Horror hosts aren’t really a thing over here in Australia, but it seems there was a time where every local TV station in the USA had one of their own. Typically serving as campy gateway figures to introduce audiences to crappy old horror and sci-fi films, in many cases they’re more entertaining than the actual films they were hosting. A handful went on to become international celebrities, like Vampira – though to be fair, a lot of that really had to do with her work with Ed Wood. 

But probably the best-known to horror fans the world over is the subject of today’s review – Elvira, Mistress of the Dark. Until I sat down to write this review I’d never watched any of her stuff, but I was familiar with her by reputation. But a couple of YouTube videos confirmed pretty much what I expected – silly comments about the films being shown, bad puns and double entendres. But she does it with more style and panache than many of her host contemporaries; I do plan to check her film, Elvira: Mistress of the Dark, out at some point.

Elvira has made the transition to Mystery Mini in a much better form than Slimer. With her signature beehive, high-cut dress and risqué top, there’s no doubt about who this is. They’ve even managed to tatter her sleeves in the sculpt! Additionally, little touches like the detailed eye makeup and fingernails clearly demonstrate that Funko is quite capable of doing good paintwork – it’s just a shame that more of it doesn’t find its way to their POPs.  

Speaking of which, Elvira does have a POP on the way soon too; I’m torn as to whether it will make 
its way into my collection as yet, but it does look well-executed.

Overall, I have no real complaints about Elvira as a figure. My only issue with her lies in her rarity, or lack thereof. She’s a 1/6 figure, which means there’s two of her in each case. I think this is a little excessive, and it’s a bummer that as a result some other figures that might otherwise have been 1/12 – Imhotep, for instance – have been pushed to 1/24. But Funko’s rarity works in mysterious ways; hopefully there will be a better breakdown for series 4.  

Monday, 3 October 2016

Funko Mystery Minis Horror Classics Series 3: Slimer

Today we take a look at a new release from Funko – Series 3 of the Horror Classics Mystery Minis have hit the shelves, and this time I decided to kind of avoid the whole kerfuffle of searching in-store for individual figures by just ordering a box.

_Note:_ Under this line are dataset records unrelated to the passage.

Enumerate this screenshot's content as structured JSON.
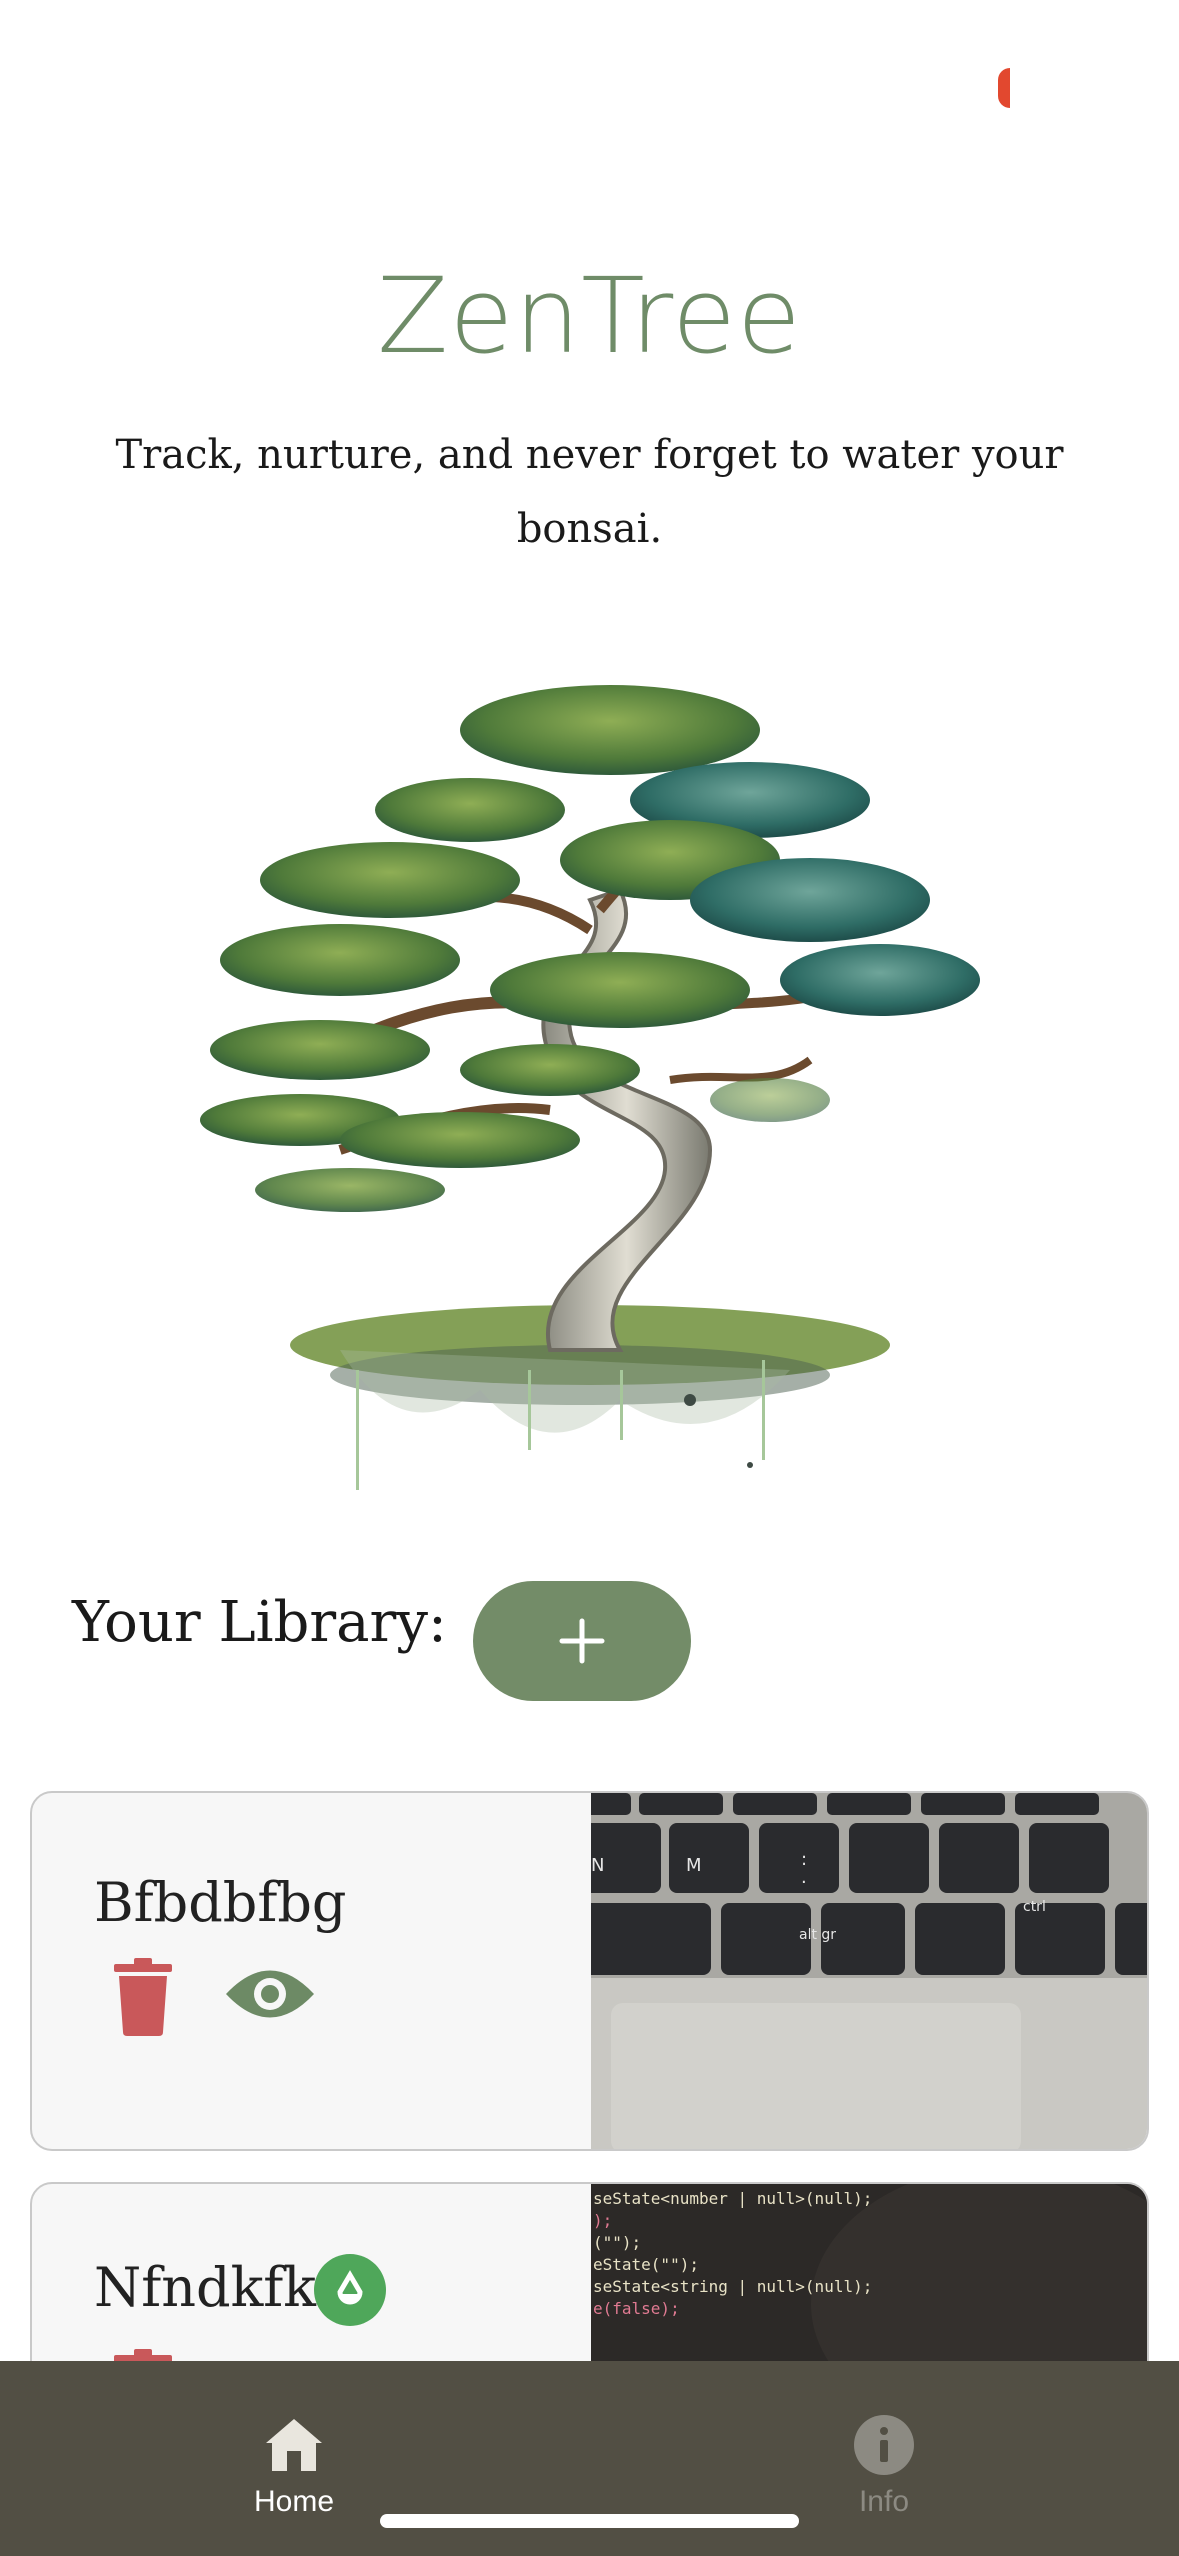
{
  "header": {
    "title": "ZenTree",
    "tagline": "Track, nurture, and never forget to water your bonsai."
  },
  "hero": {
    "image": "bonsai-tree-watercolor"
  },
  "library": {
    "label": "Your Library:",
    "add_button_icon": "plus-icon",
    "items": [
      {
        "name": "Bfbdbfbg",
        "photo": "laptop-keyboard-photo",
        "needs_water": false
      },
      {
        "name": "Nfndkfk",
        "photo": "code-editor-photo",
        "needs_water": true
      }
    ]
  },
  "nav": {
    "items": [
      {
        "label": "Home",
        "icon": "home-icon",
        "active": true
      },
      {
        "label": "Info",
        "icon": "info-icon",
        "active": false
      }
    ]
  },
  "colors": {
    "accent": "#738c68",
    "title": "#6f8c68",
    "delete": "#c9585a",
    "view": "#6d8a65",
    "water": "#4fa75a",
    "nav_bg": "#524f44"
  },
  "code_snippet": [
    "seState<number | null>(null);",
    ");",
    "(\"\");",
    "eState(\"\");",
    "seState<string | null>(null);",
    "e(false);"
  ],
  "keyboard_keys": [
    "N",
    "M",
    ":",
    ".",
    "alt gr",
    "ctrl"
  ]
}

There’s been some interesting choices of characters this time, with the emphasis heavily on classic/retro horror – only Twisty the Clown (American Horror Story: Freak Show) and Patrick Bateman (American Psycho) are from media released in the last twenty years.

But Slimer is possibly the most curious inclusion; Ghostbusters is a horror film, I guess, but something about this doesn’t seem quite right. He didn’t do a whole lot in the original movie, but he was a pretty focal point in the cartoon spin-off, which was very much geared towards kids. I liked it when I was young, but I’m sure it would drive me up the wall these days. Still, I guess it’s cool to see them going for left-of-field choices.

So, basically this is Slimer, but Mystery Minified. You can tell it’s him, but it does feel oddly generic, like a knock-off rather than an official product. Maybe that’s because we’re only seeing him in isolation, rather than with, say, the Librarian Ghost or a Stay Puft Man. Maybe future series will correct this? 

In spite of this somewhat generic feel, Funko have obviously put a lot of care into him. His slimy base is a separate piece, cast in translucent plastic rather than just making him all one colour. The paint apps on his teeth and tongue are nicely executed too. Also, his but is oddly detailed – was the original puppet like that? I can’t remember, but it is oddly fitting for the character.

I was kind of...bummed out...that this figure wasn't better
Overall? Not bad, but I’d be disappointed if I’d picked him out of a blind box solo. The other figures in this series are great, and Slimer suffers by comparison as a result. For my US readers, there is a Hot Topic exclusive version of this series, and the Slimer in that set glows in the dark. It’s a shame they didn’t make this standard, but at least it wasn’t something ridiculous like a 1/72 chase or something. Glow makes everything cooler, and I imagine it’s no exception for this figure.